Neuroevolution has greatly promoted Deep Neural Network (DNN) architecture design and its applications, while there is a lack of methods available across different DNN types concerning both their scale and performance. In this study, we propose a self-adaptive neuroevolution (SANE) approach to automatically construct various lightweight DNN architectures for different tasks. One of the key settings in SANE is the search space defined by cells and organs self-adapted to different DNN types. Based on this search space, a constructive evolution strategy with uniform evolution settings and operations is designed to grow DNN architectures gradually.
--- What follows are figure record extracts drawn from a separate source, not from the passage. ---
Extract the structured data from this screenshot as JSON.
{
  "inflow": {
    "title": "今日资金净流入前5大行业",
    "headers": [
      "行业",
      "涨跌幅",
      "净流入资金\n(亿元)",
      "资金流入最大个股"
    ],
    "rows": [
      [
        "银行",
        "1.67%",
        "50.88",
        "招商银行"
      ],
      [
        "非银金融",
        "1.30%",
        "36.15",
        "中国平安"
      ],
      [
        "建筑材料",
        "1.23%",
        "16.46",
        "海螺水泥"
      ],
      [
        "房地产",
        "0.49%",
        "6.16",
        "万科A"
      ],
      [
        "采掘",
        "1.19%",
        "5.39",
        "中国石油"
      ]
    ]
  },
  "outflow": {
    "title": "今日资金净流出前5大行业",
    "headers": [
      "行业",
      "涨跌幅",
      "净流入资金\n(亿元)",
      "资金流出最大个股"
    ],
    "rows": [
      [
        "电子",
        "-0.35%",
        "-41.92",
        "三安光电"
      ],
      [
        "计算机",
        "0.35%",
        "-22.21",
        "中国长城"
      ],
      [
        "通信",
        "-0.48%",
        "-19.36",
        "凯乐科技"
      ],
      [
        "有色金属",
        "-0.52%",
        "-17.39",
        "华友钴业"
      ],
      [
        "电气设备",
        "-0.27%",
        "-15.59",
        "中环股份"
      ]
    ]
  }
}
SANE is able to self-adaptively adjust evolution exploration and exploitation to improve search efficiency. Moreover, a speciation scheme is developed to protect evolution from early convergence by restricting selection competition within species. To evaluate SANE, we carry out neuroevolution experiments to generate different DNN architectures including convolutional neural network, generative adversarial network and long short-term memory. The results illustrate that the obtained DNN architectures could have smaller scale with similar performance compared to existing DNN architectures. Our proposed SANE provides an efficient approach to self-adaptively search DNN architectures across different types.

翻译：神经革命极大地促进了深神经网络架构的设计及其应用,尽管在规模和性能方面缺乏不同DNN型不同类型现有方法,但缺乏不同DNN型建筑的规模和性能方面的可用方法。在本研究中,我们提议了一种自我适应性神经进化(SANE)方法,用于为不同任务自动建造各种轻量DNN型建筑。SANE的关键设置之一是由细胞和器官自行适应不同的DNNN型类型所定义的搜索空间。在这个搜索空间的基础上,设计了一个具有统一进化设置和操作的建设性进化战略,旨在逐步发展DNNN型建筑。SANE能够自我调整进化探索和开发,以提高搜索效率。此外,我们制定了一种观察性计划,通过限制物种内部的选择竞争来保护进化的早期趋同。为了评估SANE,我们进行了神经进化实验,以产生不同的DNNN型建筑,包括革命神经网络、基因反应网络和长期的短期记忆。结果显示,获得的DNNNE型建筑的规模可能小于现有的DNNN型搜索结构。我们提议的SAN型结构提供了一种高效的自我搜索。